計算リンクの情報をもってしても、他社との比較は難しかったし、1社の中でも完全な時系列を作ることは難しかったです。
話をもどして、計算リンクです。
非常に有用ではありましたが、それをもってしても、実際に比較や時系列の作成で活用するにあたって、不完全な部分が残りました。
なので、今のところは、計算リンクや表示リンクの情報を使わない方法をとっています。
代表的な科目だけに注目して、自前の勘定科目集約リストでグラフを作っています。
メンテナンスの手間はありましたが、決算書のサマリ (summary) で使われているような科目は、だいたい網羅することができました。

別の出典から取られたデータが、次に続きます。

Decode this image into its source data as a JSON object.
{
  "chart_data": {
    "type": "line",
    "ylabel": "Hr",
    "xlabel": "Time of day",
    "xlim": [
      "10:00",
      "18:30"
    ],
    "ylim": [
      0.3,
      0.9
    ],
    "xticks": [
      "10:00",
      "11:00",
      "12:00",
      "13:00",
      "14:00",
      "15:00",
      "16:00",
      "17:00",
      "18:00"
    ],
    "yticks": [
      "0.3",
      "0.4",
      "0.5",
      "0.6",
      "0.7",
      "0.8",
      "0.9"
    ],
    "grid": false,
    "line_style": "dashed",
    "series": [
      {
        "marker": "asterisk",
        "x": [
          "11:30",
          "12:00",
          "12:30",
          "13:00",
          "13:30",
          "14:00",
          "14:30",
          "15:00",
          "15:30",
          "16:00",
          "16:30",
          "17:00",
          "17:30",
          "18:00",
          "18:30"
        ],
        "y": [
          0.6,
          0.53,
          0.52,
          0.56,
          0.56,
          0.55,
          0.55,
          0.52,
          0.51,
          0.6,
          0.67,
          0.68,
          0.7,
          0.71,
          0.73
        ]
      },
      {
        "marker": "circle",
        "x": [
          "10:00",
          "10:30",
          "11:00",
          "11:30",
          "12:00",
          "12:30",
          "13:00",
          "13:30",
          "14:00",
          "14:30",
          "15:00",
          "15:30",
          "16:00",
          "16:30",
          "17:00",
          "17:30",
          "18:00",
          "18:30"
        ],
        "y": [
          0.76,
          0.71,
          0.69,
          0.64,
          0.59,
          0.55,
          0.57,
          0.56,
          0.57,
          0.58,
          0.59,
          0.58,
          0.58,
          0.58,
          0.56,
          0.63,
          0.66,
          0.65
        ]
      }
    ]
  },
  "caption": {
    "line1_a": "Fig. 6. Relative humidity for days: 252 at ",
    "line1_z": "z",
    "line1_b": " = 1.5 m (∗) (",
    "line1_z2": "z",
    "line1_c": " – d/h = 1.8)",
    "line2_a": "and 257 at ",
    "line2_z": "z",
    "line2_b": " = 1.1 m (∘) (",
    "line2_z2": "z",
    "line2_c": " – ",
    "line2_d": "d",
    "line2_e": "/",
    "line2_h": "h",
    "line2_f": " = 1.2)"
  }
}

最近は、ほとんどのケースでうまく金額を拾えるようになったので、タグを追加する機会も減って、ようやくこれで良いかな?と思えるレベルに達しました。
株式投資にあたって、ざっくりとスクリーニングするくらいなら、十分役に立っています。
あと、読み込むファイルが XBRL 報告書インスタンスのファイル (.xbrl) だけで済んだので、処理も高速でした。

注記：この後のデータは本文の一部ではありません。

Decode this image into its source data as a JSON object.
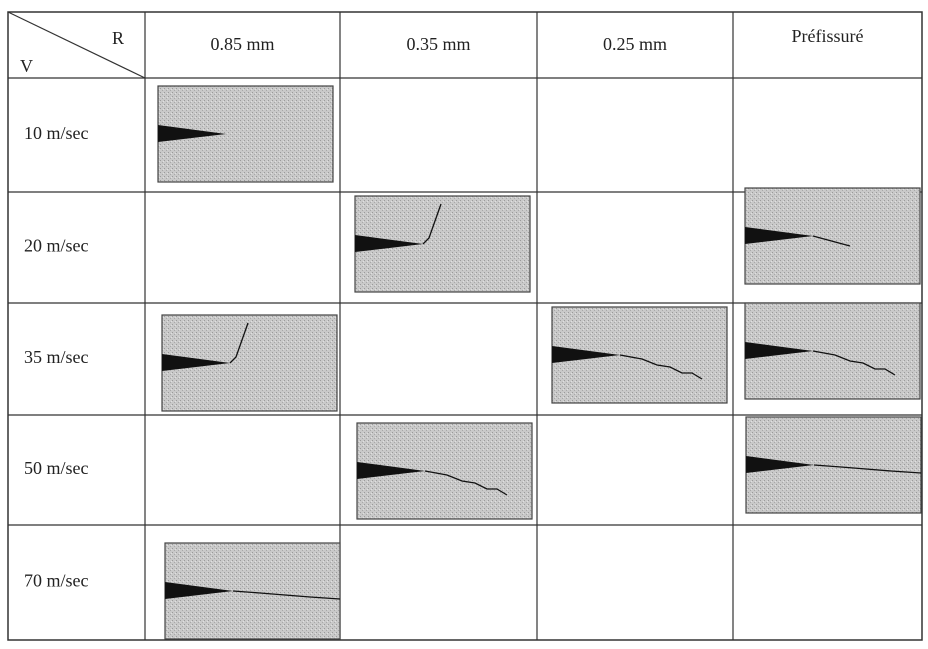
{
  "table": {
    "corner": {
      "row_label": "V",
      "column_label": "R"
    },
    "columns": [
      "0.85 mm",
      "0.35 mm",
      "0.25 mm",
      "Préfissuré"
    ],
    "rows": [
      "10 m/sec",
      "20 m/sec",
      "35 m/sec",
      "50 m/sec",
      "70 m/sec"
    ]
  }
}
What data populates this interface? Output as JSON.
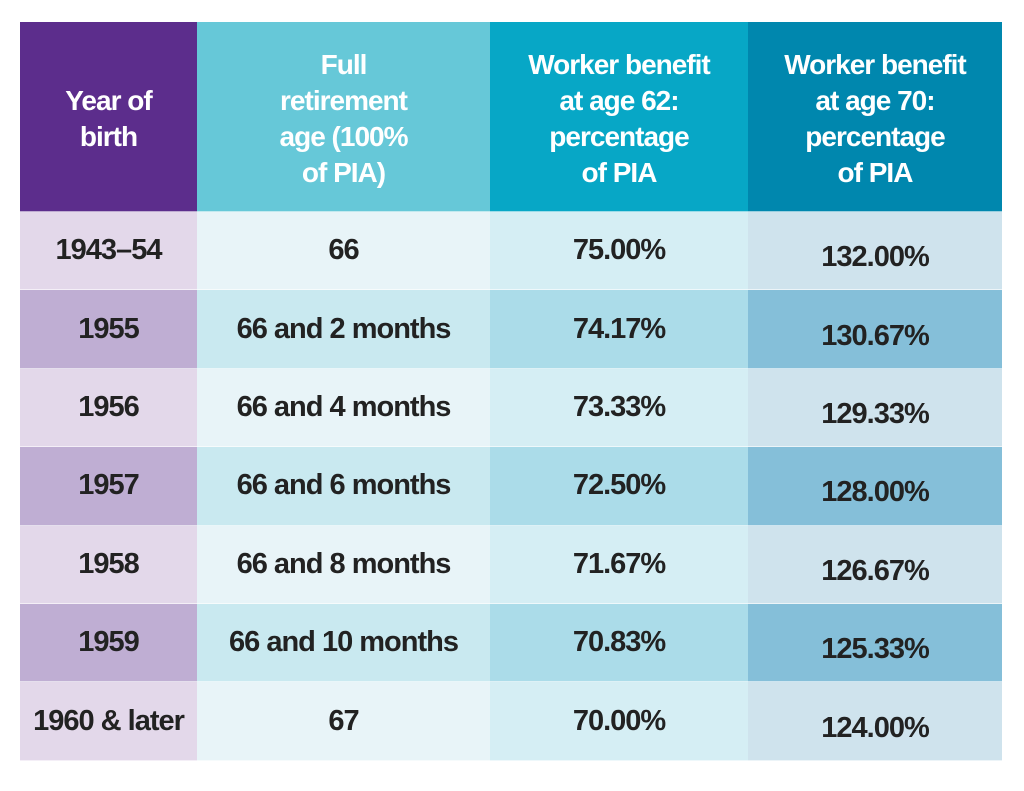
{
  "headers": [
    "Year of birth",
    "Full retirement age (100% of PIA)",
    "Worker benefit at age 62: percentage of PIA",
    "Worker benefit at age 70: percentage of PIA"
  ],
  "header_lines": [
    [
      "Year of",
      "birth"
    ],
    [
      "Full",
      "retirement",
      "age (100%",
      "of PIA)"
    ],
    [
      "Worker benefit",
      "at age 62:",
      "percentage",
      "of PIA"
    ],
    [
      "Worker benefit",
      "at age 70:",
      "percentage",
      "of PIA"
    ]
  ],
  "rows": [
    [
      "1943–54",
      "66",
      "75.00%",
      "132.00%"
    ],
    [
      "1955",
      "66 and 2 months",
      "74.17%",
      "130.67%"
    ],
    [
      "1956",
      "66 and 4 months",
      "73.33%",
      "129.33%"
    ],
    [
      "1957",
      "66 and 6 months",
      "72.50%",
      "128.00%"
    ],
    [
      "1958",
      "66 and 8 months",
      "71.67%",
      "126.67%"
    ],
    [
      "1959",
      "66 and 10 months",
      "70.83%",
      "125.33%"
    ],
    [
      "1960 & later",
      "67",
      "70.00%",
      "124.00%"
    ]
  ],
  "colors": {
    "header_purple": "#5c2d8c",
    "header_teal_light": "#66c8d8",
    "header_teal": "#07a7c6",
    "header_teal_dark": "#0087ae"
  }
}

計算リンク (.cal) を読み込もうとすると、ウェブ上から共通のタクソノミファイルを取得する必要があって、その取得に時間がかかったんですよね。
あと、1度取得したファイルをローカルに保存して、キャッシュとして活用するコードを書く手間もありました。
仕組みは単純で、ローカルに無ければウェブから取得する、というだけのものです。
ですが、実際に作ってみたらファイルパスの変換とか、こまごまとしたところが大変でした。
あと、キャッシュ機構は、マルチプロセス処理を実装するうえでも、少しお邪魔になりました。
そういうわけで、今のところは『計算リンク』と『表示リンク』を使わずに XBRL を活用しています。
メンテナンスフリーを目指して、計算リンクなどを活用した『勘定科目の自動集約』と『時系列作成の自動化』を進めてきましたが、とりあえず保留にしました。
XBRL 自体にも、他社との比較を可能にする機能は無いようでしたし。
(仕様書をいくつか見てきましたが、自分が知る限りでは見かけませんでした。)
まあ、そんな機能は追加しないほうがいいと思います。他社のことまで考えて XBRL の決算書を作るなんて、想像ですが、企業の実務的にも無理があると思いますし。
なるべく標準のタクソノミを活用できるように、XBRL の説明や具体例を充実させるなどして、分かりやすさを改善していくのがいいのかと、そう思っています。
そして実際に、金融庁の XBRL の資料は、年々分かりやすくなっていて、とても良いと思いました。